Background: Immunosuppressive treatment can attenuate severe acute respiratory syndrome coronavirus 2 (SARS-CoV-2) vaccine-induced immune responses. Moreover, SARS-CoV-2 has neuroinvasive potential and may induce a persistent pro-inflammatory milieu following infection.
Objectives: To investigate if diminished post-vaccine humoral responses can be overcome with additional vaccine doses and/or breakthrough COVID-19 infections, and if COVID-19 infection can lead to a pro-inflammatory state with neuroaxonal/neuroglial injury in the intermediate-term in patients with central nervous system (CNS) neuroimmunological diseases.
Design: A prospective observational study conducted at National Neuroscience Institute, Singapore.

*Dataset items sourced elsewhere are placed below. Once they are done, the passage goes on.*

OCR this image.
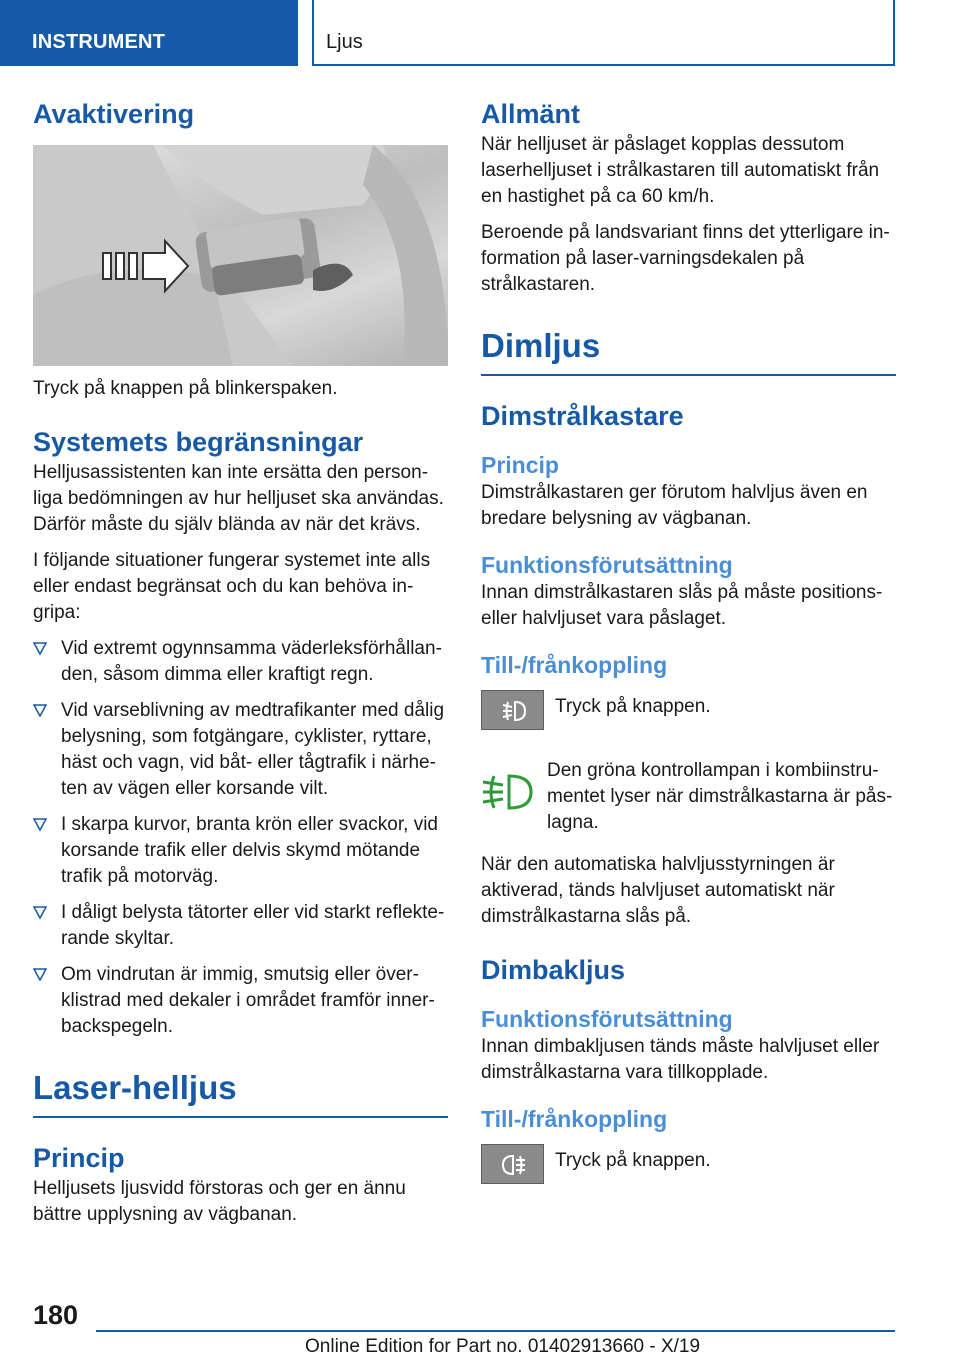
INSTRUMENT	Ljus
Avaktivering

Tryck på knappen på blinkerspaken.

Systemets begränsningar

Helljusassistenten kan inte ersätta den personliga bedömningen av hur helljuset ska användas. Därför måste du själv blända av när det krävs.

I följande situationer fungerar systemet inte alls eller endast begränsat och du kan behöva ingripa:

Vid extremt ogynnsamma väderleksförhållanden, såsom dimma eller kraftigt regn.
Vid varseblivning av medtrafikanter med dålig belysning, som fotgängare, cyklister, ryttare, häst och vagn, vid båt- eller tågtrafik i närheten av vägen eller korsande vilt.
I skarpa kurvor, branta krön eller svackor, vid korsande trafik eller delvis skymd mötande trafik på motorväg.
I dåligt belysta tätorter eller vid starkt reflekterande skyltar.
Om vindrutan är immig, smutsig eller överklistrad med dekaler i området framför innerbackspegeln.
Laser-helljus
Princip

Helljusets ljusvidd förstoras och ger en ännu bättre upplysning av vägbanan.

Allmänt

När helljuset är påslaget kopplas dessutom laserhelljuset i strålkastaren till automatiskt från en hastighet på ca 60 km/h.

Beroende på landsvariant finns det ytterligare information på laser-varningsdekalen på strålkastaren.

Dimljus
Dimstrålkastare
Princip

Dimstrålkastaren ger förutom halvljus även en bredare belysning av vägbanan.

Funktionsförutsättning

Innan dimstrålkastaren slås på måste positionseller halvljuset vara påslaget.

Till-/frånkoppling

Tryck på knappen.

Den gröna kontrollampan i kombiinstrumentet lyser när dimstrålkastarna är påslagna.

När den automatiska halvljusstyrningen är aktiverad, tänds halvljuset automatiskt när dimstrålkastarna slås på.

Dimbakljus
Funktionsförutsättning

Innan dimbakljusen tänds måste halvljuset eller dimstrålkastarna vara tillkopplade.

Till-/frånkoppling

Tryck på knappen.

180
Online Edition for Part no. 01402913660 - X/19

Methods: Serum levels of SARS-CoV-2 neutralising antibodies (NAbs) were measured in patients with CNS neuroimmunological diseases following their fourth SARS-CoV-2 mRNA vaccine (V4), or after breakthrough COVID-19 infection following three prior SARS-CoV-2 mRNA vaccinations, or both. Serum levels of pro-inflammatory cytokines interleukin-6 (IL-6) and tumour necrosis factor (TNF) were evaluated post-COVID-19 infection and post-V4, compared to baseline within individuals. Serum neurofilament-light chain (NfL) and glial fibrillary acidic protein (GFAP), biomarkers of neuroaxonal and astroglial injury, respectively, were measured at baseline and post-COVID-19 infection within patients with relapsing-remitting multiple sclerosis (RRMS) and neuromyelitis optica spectrum disorder (NMOSD).

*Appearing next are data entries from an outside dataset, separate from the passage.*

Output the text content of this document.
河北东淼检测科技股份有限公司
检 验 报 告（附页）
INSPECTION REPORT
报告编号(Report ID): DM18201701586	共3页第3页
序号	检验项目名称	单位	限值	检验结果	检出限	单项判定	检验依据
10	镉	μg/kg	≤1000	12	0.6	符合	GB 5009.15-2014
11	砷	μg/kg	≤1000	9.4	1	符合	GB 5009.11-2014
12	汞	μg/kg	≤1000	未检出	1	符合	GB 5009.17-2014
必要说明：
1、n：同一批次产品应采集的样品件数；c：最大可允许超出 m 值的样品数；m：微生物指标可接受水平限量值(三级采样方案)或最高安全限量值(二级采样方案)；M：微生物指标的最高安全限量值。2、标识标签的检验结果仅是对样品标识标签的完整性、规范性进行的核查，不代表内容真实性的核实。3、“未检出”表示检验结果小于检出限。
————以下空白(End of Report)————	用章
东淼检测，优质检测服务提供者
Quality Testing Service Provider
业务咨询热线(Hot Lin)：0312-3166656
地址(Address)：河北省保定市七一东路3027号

Results: Sixty-one patients with various CNS neuroimmunological diseases were recruited, including 34 with MS and 19 with NMOSD. All had received at least three doses of the SARS-CoV-2 mRNA vaccine. Patients on anti-CD20/sphingosine-1-phosphate-receptor modulators (S1PRM) showed significantly reduced NAbs levels in both post-V4 and post-COVID-19 infection scenarios, compared to patients on other immunotherapies. No significant differences between baseline and post-COVID-19 infection concentrations of IL-6 and TNF were observed. Within RRMS and NMOSD patients, NfL and GFAP levels remained similar between baseline and post-COVID-19 infection.
Conclusion: Anti-CD20/S1PRM treatments are associated with persistently diminished humoral responses post-V4/infection. Patients with CNS neuroimmunological diseases do not show biomarker evidence of intermediate-term pro-inflammatory states and neural injury after COVID-19 infection.